Caliburn24 here with a comic book review of Jim McCann and Rodin Esquejo’s Mind the Gap #5 .
Image Comics has produced some strong independent comic books that are not based on super heroes. The latest, Mind the Gap, is written by Jim McCann who has penned some Marvel titles as well as his own graphic novel, Return of the Dapper Men. The artist on Mind the Gap, Rodin Esquejo has produced some fine covers for Morning Glories and some covers for Marvel Comics. He has moved from cover work to interiors with this comic book. Mind the Gap crosses a noir murder mystery with a supernatural out-of-body journey. The afterlife aspect reminds me of the 1998 film, What Dreams May Come, and also the Richard Matheson novel. The series is a mature readers title for some content and language. The series centers around Elle Peterssen who is attacked and left in a coma state. The first issue opens with her friend Jo taking her cell phone call which suddenly ends. Family and friends try to find Elle and this leads to Elle waking up in a border world and seeing her sleeping body. The issue titles are on graphic from London’s underground tube graphic. Esquejo does an almost painterly approach to the figures that is very cinematic. Elle finds that she is stricken with amnesia and has to piece together the events that led to her coma. Her family is dysfunctional and may be complicit in the attack.

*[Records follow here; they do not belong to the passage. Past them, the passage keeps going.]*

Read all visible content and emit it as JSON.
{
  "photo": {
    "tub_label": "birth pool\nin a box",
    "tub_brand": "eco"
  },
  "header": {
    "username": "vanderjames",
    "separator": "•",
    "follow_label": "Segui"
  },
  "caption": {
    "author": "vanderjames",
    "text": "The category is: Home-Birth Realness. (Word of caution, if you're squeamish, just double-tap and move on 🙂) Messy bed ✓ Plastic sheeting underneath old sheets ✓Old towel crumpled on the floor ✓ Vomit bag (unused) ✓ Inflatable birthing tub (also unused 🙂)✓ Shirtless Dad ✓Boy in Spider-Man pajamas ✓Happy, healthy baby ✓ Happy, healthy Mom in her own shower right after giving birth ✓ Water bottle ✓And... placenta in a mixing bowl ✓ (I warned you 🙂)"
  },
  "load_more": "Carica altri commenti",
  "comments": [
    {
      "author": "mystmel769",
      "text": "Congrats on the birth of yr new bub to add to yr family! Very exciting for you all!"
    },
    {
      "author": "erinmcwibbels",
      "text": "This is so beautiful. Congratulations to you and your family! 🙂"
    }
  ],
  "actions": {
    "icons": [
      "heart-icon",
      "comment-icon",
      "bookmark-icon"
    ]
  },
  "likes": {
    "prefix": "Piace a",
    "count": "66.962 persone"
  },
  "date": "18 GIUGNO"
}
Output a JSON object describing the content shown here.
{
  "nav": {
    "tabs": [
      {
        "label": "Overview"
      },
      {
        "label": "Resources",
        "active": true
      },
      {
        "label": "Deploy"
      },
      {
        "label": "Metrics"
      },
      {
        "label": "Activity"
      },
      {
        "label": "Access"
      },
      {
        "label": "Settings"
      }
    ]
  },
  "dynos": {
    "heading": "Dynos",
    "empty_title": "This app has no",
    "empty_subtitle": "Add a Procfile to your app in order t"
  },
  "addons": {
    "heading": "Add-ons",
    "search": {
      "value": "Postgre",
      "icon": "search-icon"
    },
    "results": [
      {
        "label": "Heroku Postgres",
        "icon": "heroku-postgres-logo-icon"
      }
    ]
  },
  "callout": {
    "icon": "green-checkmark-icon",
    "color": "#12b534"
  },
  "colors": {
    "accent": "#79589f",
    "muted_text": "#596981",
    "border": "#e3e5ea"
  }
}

Elle discovers a young man with a British accent, Bobby Plangman, who tries to guide her in the border world which he calls The Garden. A female doctor, Dr. Gellar, is suspicious about the treatment of Elle and investigates into the case. A mysterious man arranges for a car accident that injures a doctor. Elle sees the spirit of a patient and then is sucked into his body a la the movie Ghost. The following issues have recaps of the storyline. Issue #2 opens with Dr. Gellar being surprised by her wife, Annie, who is also a detective. The hospital personnel see Esteban, the body possessed by Elle, stumbling, but she collapses. Elle tries to enter her own body, but she is repelled by it. Elle and Bobby then run into the spirit of Dr. Crenshaw, the doctor who was a victim of the car accident. In issue #3, Dr. Crenshaw tries to help Elle remember and she recalls Jane Russell was in Gentlemen Prefer Blondes and is able to mention Jane’s name to her friend Jo. Her friend catches the movie and then is excited that Elle made contact with her. Elle’s father is distraught over her condition and a female employee tries to flirt with him before he sends her away. Elle tries to recover her memory and then is struck down by a massive image (on two pages) of a doctor trying to inject a syringe.
A hooded man is at Elle’s hospital bed and it is revealed that it is her boyfriend, Dane, who sports several bandages. He gets to an argument with a mysterious man in sneakers and leaves the hospital. The issue ends with a phone call involving another unknown man. Issue #4 sports a fantastic cover by Esquejo that has an art nouveau design with Elle in a red hoodie about to be attacked by a werewolf. The issue has the doctor trying to get Elle to relax and she dreams about being a figure in a red hoodie surrounded by werewolves in gray hoodies. Elle wakes up and sees Bobby and Dr. Crenshaw as werewolves until she is able to calm down. She is able to expel both from the recreation of her house in the Garden. Elle moves through the house wall and enters a subway where she sees herself being confronted by the man in the hoodie. The detective, Annie, arrests Dane at the hospital and tells him that evidence was presented that led to his arrest. A witness came forward and he shows up at the hospital. It is revealed that it is Dane’s father.
Ok, now we can get to issue #5, “Portrait of the Con Artist.” It features a cover by Esquejo with a family portrait of the Peterssens and the frame is shattered around Elle’s face. The perspective moves from the hospital and the Garden into Dane’s point of view. The issue opens with Dane taken to a police station. An officer informs him that tests were made that confirm that Elle was intimate with someone before her attack. They play for Dane a taped phone call he had with his father that ends with the statement, “When it comes to Elle, I’ll do whatever I have to.” Dane is knocked to the floor and then we shift to flash back with Dane as a kid. He is at what looks like a fair ground and when he sees his mother, she is faceless and surrounded by some abstract forms.
Dane wakes from his dream and it is ten years before his arrest. Dane is living with his drunk father, but strikes him and leaves his home. This moves to a year before the arrest with Dane meeting Elle as he is drawing at the fair. There is a montage of their dating and then Elle takes Dane to meet her family which doesn’t go well. The scene goes to a week before Elle’s attack. Dane’s father receives a letter and a ticket to New York. He then receives the phone call we saw in issue #3 and the panels now cleverly show the speaker. Another mysterious man in a hoodie is following Dane’s father and goes to tell a person in a car that everything is under control. This is revealed to be Elle’s mother. Elle’s friend, Jo receives a phone call and it is revealed to be Elle in the coma girl’s body. We get pieces of the mystery, but everything is uncertain and compelling. The mystery is why you are not reading this comic book.